猿そのもの
カート・コバーンの憎悪の対象はたくさんあったけれど、その一つが「マッチョ主義」
カートが学生時代に住んでいたアバディーンで猛威をふるっていたメインストリームの連中は男はあくまで男らしく! というカートには到底相いれない世界だった。もちろん非マッチョなカートは困惑し、うんざりしていた。
パンクの世界に入ってアンダーグラウンドで自分の居場所を見つけたカートは、傑作アルバム『ネヴァーマインド』でブレイクしたあと、メジャーシーンにいるロックアーティスト、メディアの権威的なふるまいを見て学生時代を思い出す。「あれ、これって学生時代と一緒だ」と。自分たちの能力で切り開いた新しい世界にもやっぱり「マッチョ」は存在する。自分に自信満々で、威張り散らす。自分を信じて疑わない。カートは、こいつら「猿そのもの」だ、と感じる。
この“ヴェリー・エイプ”当初のタイトルは“パーキー・ニュー・ウェイヴ・ナンバー”
パーキー(perky) とは元気のいい、意気揚々としたという意味で、元気のいいニューウェイヴの曲というタイトルとなる。めっちゃバカっぽいタイトルだけど、ヴェリー・エイプと名付けたことでさらにバカっぽくするあたりカートの皮肉のセンスが効いている。
2013年Mixかっこいいね! ちゃんと歪んでる笑
リードギターのヘロヘロ具合がめちゃくちゃイカしてる。めっちゃインディー、ニュー・ウェイヴしてる。『イン・ユーテロ』では、リフ、フック、静と動システムというお馴染みのパターンを離れた、スリーピースじゃ再現できない曲がちょこちょこ生まれている。
この“ヴェリー・エイプ”とか“ミルク・イット” ”レディオ・フレンドリー・ユニット・シフター”なんかが今後のニルヴァーナの方向性だったのかもしれない。

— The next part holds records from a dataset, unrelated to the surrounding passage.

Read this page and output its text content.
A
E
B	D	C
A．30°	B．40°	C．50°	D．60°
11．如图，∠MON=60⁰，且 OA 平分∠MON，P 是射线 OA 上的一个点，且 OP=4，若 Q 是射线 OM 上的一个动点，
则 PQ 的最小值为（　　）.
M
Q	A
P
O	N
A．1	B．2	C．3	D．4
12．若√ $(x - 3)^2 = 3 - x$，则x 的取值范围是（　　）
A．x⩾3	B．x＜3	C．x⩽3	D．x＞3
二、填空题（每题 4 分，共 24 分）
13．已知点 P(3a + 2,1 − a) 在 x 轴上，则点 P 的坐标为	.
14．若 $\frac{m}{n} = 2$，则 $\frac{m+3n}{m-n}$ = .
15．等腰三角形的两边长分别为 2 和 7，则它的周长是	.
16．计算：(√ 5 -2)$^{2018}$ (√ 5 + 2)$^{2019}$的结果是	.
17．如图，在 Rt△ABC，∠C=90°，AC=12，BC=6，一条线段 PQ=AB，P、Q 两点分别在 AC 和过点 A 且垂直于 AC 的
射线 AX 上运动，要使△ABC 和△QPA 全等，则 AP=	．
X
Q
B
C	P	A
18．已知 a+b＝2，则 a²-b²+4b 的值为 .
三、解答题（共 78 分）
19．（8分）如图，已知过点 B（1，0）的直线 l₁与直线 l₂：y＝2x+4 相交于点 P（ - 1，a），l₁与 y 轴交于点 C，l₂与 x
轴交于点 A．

カートが亡くなる前に、次に予定されていた仕事はR.E.Mのマイケル・スタイプとの共作だったらしく、多分それはカートのメロディのセンスを全開にした作品になったんじゃないかな、と思う。そして次作のニルヴァーナのオリジナル・アルバムは正真正銘のニュー・ウェイヴになっていたんじゃないかな、と思うんだ。“ユー・ノウ・ユア・ライト”みたいにヘヴィでノイジーで悪意が込められていてそれでいて美しい――やつ。
ヴェリー・エイプ 和訳
矛盾だらけのハエどもにたかられて
俺は身動きがとれなくなってしまっている
俺は※非文学の王として得意気に胸を張る ※literatureの頭にiがついているからkind of illiterature、無学の王かな?
やたらと無骨でもやたらといかしているこの俺
何か困っていることがあるのなら
どうか遠慮しないで
まずは別のやつに頼んでおくれ
自分がうぶじゃないように見せかけようと
俺はそのことで手いっぱいなんだ
俺は何もかも知っているのさ
ここに一番乗りしたのはこの俺だからね
大地から飛び立って
大空へ
大空から落っこちて
ごみための中にまっしぐら
ニルヴァーナ 『イン・ユーテロ』”ヴェリー・エイプ” 対訳:中川五郎
俺は無学の王として得意気に胸を張る
シンプルに攻撃的な歌詞。
俺は無学の王として得意気に胸を張る
やたらと無骨でもやたらといかしているこの俺
何か困っていることがあるのなら
どうか遠慮しないで
まずは別のやつに頼んでおくれ
めっちゃデフォルメされていて、コメディ・シチュエーションか、ってぐらいの笑える歌詞。
自分がうぶじゃないように見せかけようと
俺はそのことで手いっぱいなんだ
カートの目にはこう映るらしい。
大地から飛び立って
大空へ
大空から落っこちて
ごみための中にまっしぐら
最期のフレーズは、ちょっとやっつけじゃない? と思わないでもないけれど、タイトルが「猿そのもの」という小馬鹿にした曲だもんね。コメディ・シチュエーションにはオチが必要ってことなんだ。